Remont tego odcinka drogi, a także łącznika z Gaju Oławskiego na autostradę, miał się zakończyć pod koniec czerwca - jednak będzie trwać miesiąc dłużej. Drogę z Jaczkowic do Godzikowic planowano zamknąć na kilka dni, teraz okazuje się, że kierowcy pojadą tamtędy dopiero w lipcu.
Rzecznik DSDiK Krzysztof Kiniorski tłumaczy opóźnienie dwoma przyczynami. Po pierwsze zwiększył się zakres robót. Okazało się, że podbudowa drogi jest tak osłabiona, że trzeba ją skonstruować od nowa. Po drugie, wytyczenie objazdu drogą krajową nr 94 wymagało uzgodnień z Generalną Dyrekcją Dróg i Autostrad.
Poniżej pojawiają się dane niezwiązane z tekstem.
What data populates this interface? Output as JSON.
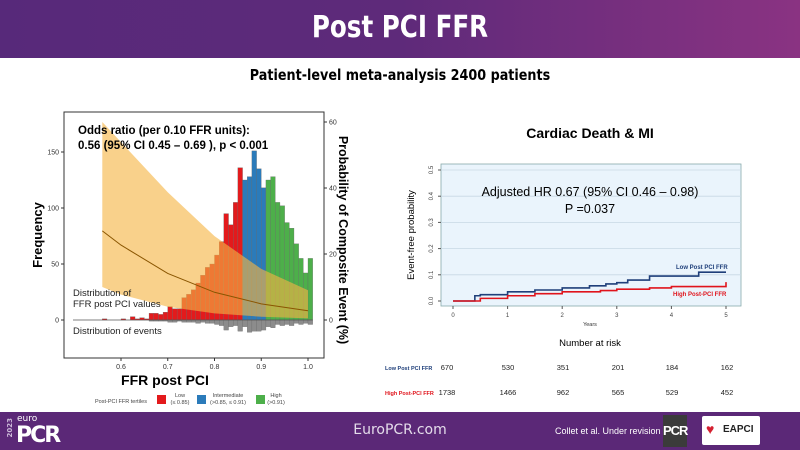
{
  "slide": {
    "title": "Post PCI FFR",
    "subtitle": "Patient-level meta-analysis 2400 patients"
  },
  "footer": {
    "logo_year": "2023",
    "logo_euro": "euro",
    "logo_pcr": "PCR",
    "site": "EuroPCR.com",
    "citation": "Collet et al. Under revision",
    "pcr_badge": "PCR",
    "eapci_badge": "EAPCI"
  },
  "colors": {
    "low": "#e31a1c",
    "intermediate": "#2b7bba",
    "high": "#4daf4a",
    "events": "#8c8c8c",
    "ci_band": "#f5b544",
    "curve": "#8a5500",
    "km_low": "#1f3f7a",
    "km_high": "#e0141c",
    "km_bg": "#eaf4fc",
    "header": "#5e2a7a"
  },
  "chart_data": [
    {
      "type": "bar",
      "xlabel": "FFR post PCI",
      "ylabel": "Frequency",
      "ylabel_right": "Probability of Composite Event (%)",
      "xlim": [
        0.5,
        1.02
      ],
      "ylim": [
        -20,
        175
      ],
      "ylim_right": [
        0,
        62
      ],
      "xticks": [
        "0.6",
        "0.7",
        "0.8",
        "0.9",
        "1.0"
      ],
      "yticks": [
        "0",
        "50",
        "100",
        "150"
      ],
      "yticks_right": [
        "0",
        "20",
        "40",
        "60"
      ],
      "annotation": [
        "Odds ratio (per 0.10 FFR units):",
        "0.56 (95% CI 0.45 – 0.69 ), p < 0.001"
      ],
      "label_values": [
        "Distribution of",
        "FFR post PCI values"
      ],
      "label_events": "Distribution of events",
      "legend": {
        "title": "Post-PCI FFR tertiles",
        "items": [
          {
            "name": "Low",
            "range": "(≤ 0.85)"
          },
          {
            "name": "Intermediate",
            "range": "(>0.85, ≤ 0.91)"
          },
          {
            "name": "High",
            "range": "(>0.91)"
          }
        ]
      },
      "bins": [
        0.56,
        0.57,
        0.58,
        0.59,
        0.6,
        0.61,
        0.62,
        0.63,
        0.64,
        0.65,
        0.66,
        0.67,
        0.68,
        0.69,
        0.7,
        0.71,
        0.72,
        0.73,
        0.74,
        0.75,
        0.76,
        0.77,
        0.78,
        0.79,
        0.8,
        0.81,
        0.82,
        0.83,
        0.84,
        0.85,
        0.86,
        0.87,
        0.88,
        0.89,
        0.9,
        0.91,
        0.92,
        0.93,
        0.94,
        0.95,
        0.96,
        0.97,
        0.98,
        0.99,
        1.0
      ],
      "frequency": [
        1,
        0,
        0,
        0,
        1,
        0,
        3,
        1,
        2,
        1,
        6,
        6,
        5,
        7,
        12,
        10,
        10,
        20,
        23,
        27,
        33,
        40,
        47,
        50,
        58,
        70,
        95,
        85,
        105,
        136,
        125,
        128,
        151,
        135,
        118,
        125,
        128,
        105,
        102,
        87,
        82,
        68,
        55,
        42,
        55
      ],
      "events": [
        0,
        0,
        0,
        0,
        0,
        0,
        0,
        0,
        0,
        0,
        1,
        1,
        1,
        1,
        2,
        2,
        1,
        2,
        2,
        2,
        3,
        2,
        3,
        3,
        4,
        5,
        9,
        6,
        5,
        10,
        6,
        11,
        10,
        10,
        9,
        6,
        7,
        4,
        5,
        4,
        5,
        3,
        4,
        3,
        4
      ],
      "tertile_cutoffs": [
        0.85,
        0.91
      ],
      "curve": {
        "x": [
          0.56,
          0.6,
          0.7,
          0.8,
          0.9,
          1.0
        ],
        "probability": [
          27,
          22.7,
          14.1,
          8.4,
          4.9,
          2.8
        ],
        "ci_lower": [
          10,
          7.7,
          4.0,
          2.0,
          1.0,
          0.5
        ],
        "ci_upper": [
          60,
          53.9,
          38.7,
          25.4,
          15.5,
          9.0
        ]
      }
    },
    {
      "type": "line",
      "title": "Cardiac Death & MI",
      "xlabel": "Years",
      "ylabel": "Event-free probability",
      "xlim": [
        0,
        5
      ],
      "ylim": [
        0,
        0.5
      ],
      "xticks": [
        "0",
        "1",
        "2",
        "3",
        "4",
        "5"
      ],
      "yticks": [
        "0.0",
        "0.1",
        "0.2",
        "0.3",
        "0.4",
        "0.5"
      ],
      "annotation": [
        "Adjusted HR 0.67 (95% CI 0.46 – 0.98)",
        "P =0.037"
      ],
      "series": [
        {
          "name": "Low Post PCI FFR",
          "x": [
            0,
            0.4,
            0.5,
            1,
            1.5,
            2,
            2.5,
            2.8,
            3,
            3.2,
            3.6,
            4.4,
            4.5,
            5
          ],
          "y": [
            0,
            0.02,
            0.024,
            0.035,
            0.042,
            0.05,
            0.058,
            0.065,
            0.07,
            0.08,
            0.095,
            0.095,
            0.11,
            0.11
          ]
        },
        {
          "name": "High Post-PCI FFR",
          "x": [
            0,
            0.5,
            1,
            1.5,
            2,
            2.7,
            3,
            3.6,
            4,
            5
          ],
          "y": [
            0,
            0.01,
            0.02,
            0.028,
            0.035,
            0.04,
            0.045,
            0.05,
            0.055,
            0.072
          ]
        }
      ],
      "risk_table": {
        "title": "Number at risk",
        "rows": [
          {
            "name": "Low Post PCI FFR",
            "values": [
              "670",
              "530",
              "351",
              "201",
              "184",
              "162"
            ]
          },
          {
            "name": "High Post-PCI FFR",
            "values": [
              "1738",
              "1466",
              "962",
              "565",
              "529",
              "452"
            ]
          }
        ]
      }
    }
  ]
}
Trwały one na tyle długo, że nie udało się utrzymać czerwcowego terminu ukończenia prac.
Przypomnijmy, że jeszcze tydzień temu Kiniorski studził emocje kierowców niezadowolonych ze sposobu przeprowadzania prac. Mówił, że to wykonawca jest odpowiedzialny za nadzór, a skoro remont zakończy się zgodnie z terminarzem, DSDiK nie musi interweniować.